Au château de Chantilly, l’exposition « Clouet. À la cour des petits Valois » s’attache à rendre compte du développement d’un genre particulier à la cour de France au XVIème siècle, le portrait d’enfant. La série de dessins réunis par Henri d’Orléans, duc d’Aumale (1822-1897) ainsi que les prêts exceptionnels de la Bibliothèque Nationale de France et de la collection Ortiz témoignent de l’essor artistique de la Renaissance française. Sous le crayon de Jean Clouet (1480-1540) et François Clouet (avant 1520-1572), les princes et les princesses au destin historique sont réunis en un album de famille émouvant. Fils et filles de François Ier (1494-1547), puis d’Henri II (1519-1559) et Catherine de Médicis (1519-1589) apparaissent dans l’innocence et la fragilité de leurs plus jeunes années. Le Cabinet d’arts graphiques du Musée Condé nous invite le temps d’un événement exceptionnelle dans l’intimité de la dynastie des Valois-Angoulême au plus près des enfants royaux. L’expérience humaine, très incarnée, donne à voir l’enfance et l’adolescence des grandes figures de la cour des Valois.

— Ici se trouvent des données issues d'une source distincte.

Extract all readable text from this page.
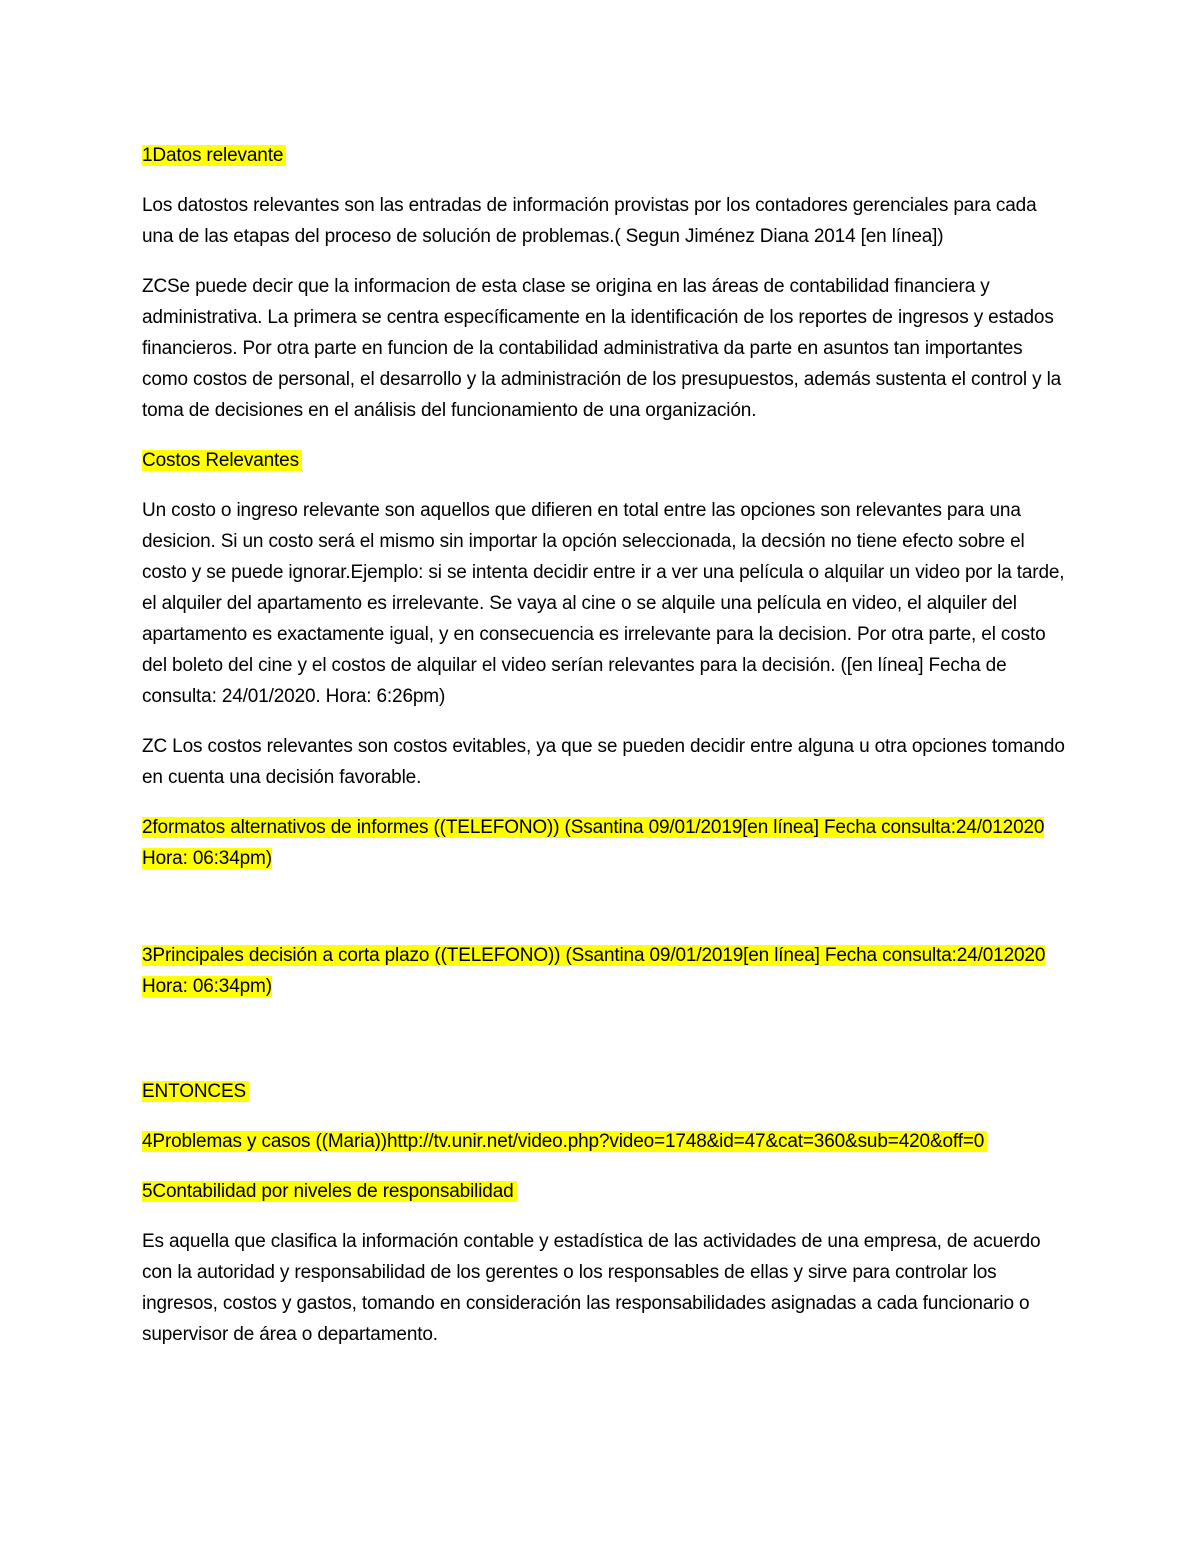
1Datos relevante
Los datostos relevantes son las entradas de información provistas por los contadores gerenciales para cada una de las etapas del proceso de solución de problemas.( Segun Jiménez Diana 2014 [en línea])
ZCSe puede decir que la informacion de esta clase se origina en las áreas de contabilidad financiera y administrativa. La primera se centra específicamente en la identificación de los reportes de ingresos y estados financieros. Por otra parte en funcion de la contabilidad administrativa da parte en asuntos tan importantes como costos de personal, el desarrollo y la administración de los presupuestos, además sustenta el control y la toma de decisiones en el análisis del funcionamiento de una organización.
Costos Relevantes
Un costo o ingreso relevante son aquellos que difieren en total entre las opciones son relevantes para una desicion. Si un costo será el mismo sin importar la opción seleccionada, la decsión no tiene efecto sobre el costo y se puede ignorar.Ejemplo: si se intenta decidir entre ir a ver una película o alquilar un video por la tarde, el alquiler del apartamento es irrelevante. Se vaya al cine o se alquile una película en video, el alquiler del apartamento es exactamente igual, y en consecuencia es irrelevante para la decision. Por otra parte, el costo del boleto del cine y el costos de alquilar el video serían relevantes para la decisión. ([en línea] Fecha de consulta: 24/01/2020. Hora: 6:26pm)
ZC Los costos relevantes son costos evitables, ya que se pueden decidir entre alguna u otra opciones tomando en cuenta una decisión favorable.
2formatos alternativos de informes ((TELEFONO)) (Ssantina 09/01/2019[en línea] Fecha consulta:24/012020 Hora: 06:34pm)
3Principales decisión a corta plazo ((TELEFONO)) (Ssantina 09/01/2019[en línea] Fecha consulta:24/012020 Hora: 06:34pm)
ENTONCES
4Problemas y casos ((Maria))http://tv.unir.net/video.php?video=1748&id=47&cat=360&sub=420&off=0
5Contabilidad por niveles de responsabilidad
Es aquella que clasifica la información contable y estadística de las actividades de una empresa, de acuerdo con la autoridad y responsabilidad de los gerentes o los responsables de ellas y sirve para controlar los ingresos, costos y gastos, tomando en consideración las responsabilidades asignadas a cada funcionario o supervisor de área o departamento.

Outre les airs de famille évidents, il est troublant de suivre l’évolution des jeunes bambins joufflus et insouciants qui deviennent des enfants conscients de leur statut, puis des adolescents déjà pleinement dans leur rôle princier. Aux nombreux dessins de cette nurserie royale, se joignent deux séries peintes, la première, assez restreinte, peu d’œuvres nous étant parvenues, réalisée par Jean Clouet lui-même, et la seconde que les études récentes attribuent à son fils, François Clouet qui travaille à partir des dessins de son père au début des années 1540. A l’occasion de cette exposition, une vaste campagne de restauration a été menée par les équipes scientifiques du Musée Condé. De nouvelles recherches ont permis de réviser les corpus, mieux dater les oeuvres et revoir les identifications grâce notamment aux annotations manuscrites de Catherine de Médicis.  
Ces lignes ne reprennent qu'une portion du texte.